If you’re an Irish citizen and want to get citizenship for a family member, you need to know what could go wrong. This will help ensure that your application is successful and your loved one comes home with an Irish passport.
Your sponsor was neglectful or abusive to you.
If a sponsor is abusive or neglectful to you, they will not be allowed to sponsor you. This includes physical or emotional abuse.
If your sponsor was abusive or neglectful, they could still be considered as a sponsor if they have changed their behavior and they show remorse for their actions. If this is the case, you must provide evidence that shows how the abuser has stopped being abusive and shows remorse for what happened in the past.
You failed to provide evidence of your Irish heritage.
The Irish Naturalisation and Immigration Service (INIS) is a tough but fair judge when it comes to determining whether or not you qualify for citizenship. In order to successfully apply, you’ll need a birth certificate or passport from Ireland. You can also submit baptism certificates, marriage certificates and other documents that prove your Irish heritage or contact us for dublin immigration solicitor
Your criminal background check revealed a violent crime.
The Irish Department of Justice and Equality has the right to refuse you Irish citizenship based on your criminal history. If your application is rejected, you will not be able to apply for an Irish passport. Furthermore, if you are convicted of a violent crime after being refused citizenship, you may be deported from Ireland.
You can find out more about these rules at this link: https://www.citizensinformation.ie/en/moving_country/irish_citizenship/apply_for_irish_citizenship/criminal_convictions.html
When applying for citizenship, you violated immigration law.
If you have been deported, or if you are in the country illegally, your citizenship application will be denied. In addition, you can be refused if you were in prison or convicted of a crime.
- You were deported from Ireland.
- You entered Ireland without permission and are applying for naturalization through ancestry. If this is the case, then you may not meet the nationality requirements set out by Irish law to become an Irish citizen through naturalization. The rules on this vary depending on whether or not someone has spent time outside Ireland after completing three years as a long-term resident here (or less). For example, if they have not spent such time abroad during that period—and also do not hold dual citizenship with another country—then they must leave and return within one year before being able to apply again under Section 5(1)c (ii) above.*You held dual citizenship at the time of your first application but do not currently hold dual citizenship; or *You held dual citizenship at some point between making two applications within five years where neither was successful.*
You did not pay the required fees.
If you want to apply for Irish citizenship, you must pay the required fees. If your application is rejected, it’s because of one thing: You didn’t pay the required fees.

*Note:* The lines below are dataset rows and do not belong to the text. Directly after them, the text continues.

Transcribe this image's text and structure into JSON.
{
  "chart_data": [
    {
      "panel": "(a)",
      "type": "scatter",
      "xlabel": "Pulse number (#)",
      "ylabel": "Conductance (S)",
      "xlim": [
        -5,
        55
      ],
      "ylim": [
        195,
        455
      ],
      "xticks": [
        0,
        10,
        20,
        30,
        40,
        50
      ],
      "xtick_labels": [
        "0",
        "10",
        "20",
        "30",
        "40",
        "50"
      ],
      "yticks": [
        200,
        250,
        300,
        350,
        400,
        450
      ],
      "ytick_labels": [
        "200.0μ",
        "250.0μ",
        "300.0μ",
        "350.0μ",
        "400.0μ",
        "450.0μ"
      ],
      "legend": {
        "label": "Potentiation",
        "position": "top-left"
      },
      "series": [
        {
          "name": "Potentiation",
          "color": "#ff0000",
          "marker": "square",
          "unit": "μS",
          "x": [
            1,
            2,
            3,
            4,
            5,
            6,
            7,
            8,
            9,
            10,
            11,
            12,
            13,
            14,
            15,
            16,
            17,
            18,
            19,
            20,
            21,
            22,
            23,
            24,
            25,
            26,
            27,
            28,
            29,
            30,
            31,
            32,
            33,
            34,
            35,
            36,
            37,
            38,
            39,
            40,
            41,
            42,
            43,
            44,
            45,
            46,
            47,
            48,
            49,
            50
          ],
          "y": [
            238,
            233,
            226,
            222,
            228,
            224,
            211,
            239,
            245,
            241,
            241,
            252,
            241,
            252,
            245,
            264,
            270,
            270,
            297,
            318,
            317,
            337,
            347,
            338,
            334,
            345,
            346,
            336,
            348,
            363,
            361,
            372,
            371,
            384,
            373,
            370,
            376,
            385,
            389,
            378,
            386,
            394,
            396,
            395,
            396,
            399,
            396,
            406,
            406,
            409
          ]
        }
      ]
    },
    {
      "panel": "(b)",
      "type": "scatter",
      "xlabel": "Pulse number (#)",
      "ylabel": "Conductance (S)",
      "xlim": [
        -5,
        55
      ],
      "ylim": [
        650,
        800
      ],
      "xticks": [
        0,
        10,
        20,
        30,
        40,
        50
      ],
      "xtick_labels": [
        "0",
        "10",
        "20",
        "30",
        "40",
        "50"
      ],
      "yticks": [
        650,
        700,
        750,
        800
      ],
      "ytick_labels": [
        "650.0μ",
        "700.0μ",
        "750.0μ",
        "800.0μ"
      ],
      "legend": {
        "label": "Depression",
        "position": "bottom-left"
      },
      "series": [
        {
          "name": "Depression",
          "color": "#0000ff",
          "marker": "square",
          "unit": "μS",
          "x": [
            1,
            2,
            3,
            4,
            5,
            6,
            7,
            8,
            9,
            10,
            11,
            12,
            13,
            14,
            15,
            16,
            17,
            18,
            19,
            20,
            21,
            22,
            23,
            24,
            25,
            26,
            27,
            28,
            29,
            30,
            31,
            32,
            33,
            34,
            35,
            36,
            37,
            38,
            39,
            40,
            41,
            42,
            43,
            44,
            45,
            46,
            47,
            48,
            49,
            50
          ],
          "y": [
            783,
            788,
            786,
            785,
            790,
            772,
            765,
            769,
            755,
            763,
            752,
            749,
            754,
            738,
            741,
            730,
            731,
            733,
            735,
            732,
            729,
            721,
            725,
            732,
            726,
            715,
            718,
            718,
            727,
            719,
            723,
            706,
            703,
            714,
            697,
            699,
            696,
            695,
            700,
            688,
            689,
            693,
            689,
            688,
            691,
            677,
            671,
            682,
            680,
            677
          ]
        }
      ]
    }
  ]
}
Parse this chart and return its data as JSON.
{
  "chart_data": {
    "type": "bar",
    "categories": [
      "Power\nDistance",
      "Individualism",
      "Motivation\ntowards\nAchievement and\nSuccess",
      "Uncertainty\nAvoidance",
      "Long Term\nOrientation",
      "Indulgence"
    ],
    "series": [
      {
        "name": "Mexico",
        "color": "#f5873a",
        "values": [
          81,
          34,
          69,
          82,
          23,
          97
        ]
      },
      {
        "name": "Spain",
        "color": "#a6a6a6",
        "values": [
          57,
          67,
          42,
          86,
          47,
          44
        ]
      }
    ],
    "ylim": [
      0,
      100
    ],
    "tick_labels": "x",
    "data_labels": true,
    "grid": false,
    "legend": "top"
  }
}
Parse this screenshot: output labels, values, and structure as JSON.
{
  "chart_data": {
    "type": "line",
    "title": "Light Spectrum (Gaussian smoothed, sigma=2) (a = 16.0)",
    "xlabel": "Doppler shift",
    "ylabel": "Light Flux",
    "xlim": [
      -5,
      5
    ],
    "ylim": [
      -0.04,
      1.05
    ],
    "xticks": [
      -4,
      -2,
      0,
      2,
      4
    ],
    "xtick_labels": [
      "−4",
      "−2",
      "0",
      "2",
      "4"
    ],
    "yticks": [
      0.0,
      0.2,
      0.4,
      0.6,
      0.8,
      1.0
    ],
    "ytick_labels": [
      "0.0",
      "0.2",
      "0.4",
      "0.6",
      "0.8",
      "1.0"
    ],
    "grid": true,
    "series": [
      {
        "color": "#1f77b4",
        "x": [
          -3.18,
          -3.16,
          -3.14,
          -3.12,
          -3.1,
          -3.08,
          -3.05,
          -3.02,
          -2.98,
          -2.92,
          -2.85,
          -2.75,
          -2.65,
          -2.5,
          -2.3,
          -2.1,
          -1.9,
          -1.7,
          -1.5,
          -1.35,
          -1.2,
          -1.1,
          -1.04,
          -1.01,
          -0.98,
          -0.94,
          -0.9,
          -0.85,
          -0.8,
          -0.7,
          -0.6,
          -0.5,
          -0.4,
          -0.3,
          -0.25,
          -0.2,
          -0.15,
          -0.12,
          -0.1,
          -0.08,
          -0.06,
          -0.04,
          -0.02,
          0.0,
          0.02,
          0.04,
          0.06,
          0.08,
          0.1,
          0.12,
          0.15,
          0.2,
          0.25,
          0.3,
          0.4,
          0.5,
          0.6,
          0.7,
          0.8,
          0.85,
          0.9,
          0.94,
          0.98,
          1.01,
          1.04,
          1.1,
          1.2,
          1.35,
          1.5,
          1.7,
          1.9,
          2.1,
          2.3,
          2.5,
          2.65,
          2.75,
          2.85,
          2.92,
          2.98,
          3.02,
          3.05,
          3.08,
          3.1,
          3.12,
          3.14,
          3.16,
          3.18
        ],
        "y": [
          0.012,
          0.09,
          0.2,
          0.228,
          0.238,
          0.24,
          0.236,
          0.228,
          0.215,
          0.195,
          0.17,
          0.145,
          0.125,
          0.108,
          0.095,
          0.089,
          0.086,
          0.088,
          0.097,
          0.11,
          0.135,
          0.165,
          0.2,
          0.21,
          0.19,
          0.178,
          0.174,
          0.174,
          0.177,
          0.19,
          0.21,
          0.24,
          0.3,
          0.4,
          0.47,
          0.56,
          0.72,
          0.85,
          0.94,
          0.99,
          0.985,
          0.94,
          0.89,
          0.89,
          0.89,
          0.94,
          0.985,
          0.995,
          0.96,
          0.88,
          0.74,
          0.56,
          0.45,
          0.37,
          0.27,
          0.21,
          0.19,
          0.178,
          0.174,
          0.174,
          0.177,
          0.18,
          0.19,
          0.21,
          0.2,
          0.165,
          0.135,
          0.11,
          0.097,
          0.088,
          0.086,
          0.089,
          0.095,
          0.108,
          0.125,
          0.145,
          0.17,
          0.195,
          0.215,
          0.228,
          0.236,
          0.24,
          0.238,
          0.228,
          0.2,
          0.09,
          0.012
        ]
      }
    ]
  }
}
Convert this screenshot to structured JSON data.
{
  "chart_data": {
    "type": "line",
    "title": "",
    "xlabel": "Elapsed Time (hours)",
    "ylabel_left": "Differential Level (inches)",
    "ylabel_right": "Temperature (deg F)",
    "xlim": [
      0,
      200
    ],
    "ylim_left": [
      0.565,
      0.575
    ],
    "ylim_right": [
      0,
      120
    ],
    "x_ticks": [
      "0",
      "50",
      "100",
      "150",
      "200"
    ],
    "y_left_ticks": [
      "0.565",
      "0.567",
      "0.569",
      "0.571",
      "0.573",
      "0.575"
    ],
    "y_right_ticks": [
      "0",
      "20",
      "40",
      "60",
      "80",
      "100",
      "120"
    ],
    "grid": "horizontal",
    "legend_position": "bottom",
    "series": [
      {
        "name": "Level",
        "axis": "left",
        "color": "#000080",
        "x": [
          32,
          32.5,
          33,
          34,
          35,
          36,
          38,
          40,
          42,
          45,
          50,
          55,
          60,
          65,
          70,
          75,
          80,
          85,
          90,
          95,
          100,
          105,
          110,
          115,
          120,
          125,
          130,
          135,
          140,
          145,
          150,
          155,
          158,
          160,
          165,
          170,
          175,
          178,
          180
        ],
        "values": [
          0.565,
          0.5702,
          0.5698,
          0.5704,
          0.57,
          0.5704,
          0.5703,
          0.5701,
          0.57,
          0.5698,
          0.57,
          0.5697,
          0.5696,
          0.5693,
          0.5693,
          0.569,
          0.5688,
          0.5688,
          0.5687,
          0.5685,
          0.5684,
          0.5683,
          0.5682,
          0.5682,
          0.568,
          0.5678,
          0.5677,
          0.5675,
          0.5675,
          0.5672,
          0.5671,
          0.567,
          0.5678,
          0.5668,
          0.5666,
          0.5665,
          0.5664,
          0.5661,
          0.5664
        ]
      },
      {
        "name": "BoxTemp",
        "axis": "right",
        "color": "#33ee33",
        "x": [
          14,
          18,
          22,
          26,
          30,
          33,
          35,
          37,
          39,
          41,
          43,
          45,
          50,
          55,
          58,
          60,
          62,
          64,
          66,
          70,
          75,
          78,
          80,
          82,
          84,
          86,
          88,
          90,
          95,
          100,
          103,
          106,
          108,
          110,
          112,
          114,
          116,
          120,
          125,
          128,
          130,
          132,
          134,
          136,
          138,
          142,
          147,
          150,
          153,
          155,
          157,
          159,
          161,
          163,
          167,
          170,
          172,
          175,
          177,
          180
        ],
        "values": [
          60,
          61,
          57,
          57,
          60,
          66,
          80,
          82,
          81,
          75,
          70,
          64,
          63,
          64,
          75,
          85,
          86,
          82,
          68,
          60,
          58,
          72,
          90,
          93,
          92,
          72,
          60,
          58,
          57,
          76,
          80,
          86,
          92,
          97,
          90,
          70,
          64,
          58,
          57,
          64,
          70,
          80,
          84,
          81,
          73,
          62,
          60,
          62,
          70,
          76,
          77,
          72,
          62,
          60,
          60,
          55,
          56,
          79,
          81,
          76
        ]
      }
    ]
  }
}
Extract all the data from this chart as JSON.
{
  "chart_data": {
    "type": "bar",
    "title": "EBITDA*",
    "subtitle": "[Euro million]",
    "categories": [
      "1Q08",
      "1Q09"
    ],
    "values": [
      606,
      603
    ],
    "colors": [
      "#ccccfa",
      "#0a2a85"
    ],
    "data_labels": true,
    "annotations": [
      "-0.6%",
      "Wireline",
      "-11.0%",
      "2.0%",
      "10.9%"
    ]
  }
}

The cost of applying for Irish citizenship can vary depending on the time frame in which you submit your application and whether or not it is sent online or by post. However, it’s important to note that if your application has been rejected due to unpaid fees and you later decide to reapply after paying them, your previous payment history will be taken into account when calculating new processing times and costs as well as any possible discounts for which you may qualify.
You didn’t apply correctly.
If you think that you missed a step in the application process, or if you’ve been declined for citizenship based on an error on your part, it’s worth taking a second look at your application form. You may have failed to provide all of the required documents or information about yourself.
You must also be sure that any documents provided by third parties are verified by an independent source such as a government agency or notary public. This can help avoid mistakes like providing incorrect copies of birth certificates.
When applying for Irish citizenship, make sure you understand all the requirements and pay attention to the details of your application.
- Before applying, you must have been a permanent resident in Ireland for at least three years.
- You must be legally entitled to live in Ireland. This means that you must not be subject to deportation or removal orders. If this applies to you, then contact your nearest Irish embassy or consulate before applying.
- You should also have a good understanding of the Irish language and culture–the more effort you put into learning these things and the more time you spend living here, the better prepared you’ll be when it comes time for approval from the Minister for Justice and Equality (Ireland’s Minister of Justice).
- As part of your application process, officials will conduct an interview with them about any past criminal activity as well as any other factors that might affect whether or not they’d approve your citizenship request; if there are concerns about either type (past convictions or character issues), then it may be best for applicants who fall into this category to apply elsewhere instead.*
The Irish government is looking out for you, and its goal is to make sure that only people who will be good citizens receive citizenship. However, it also wants to avoid the costs and complications of having to investigate every application. Unfortunately, there are some cases where a person might have been turned down for citizenship even though they were eligible under the law. If this has happened to you, contact an attorney who specializes in dublin immigration solicitor law so they can help you appeal the decision or apply again with new information that could make all the difference!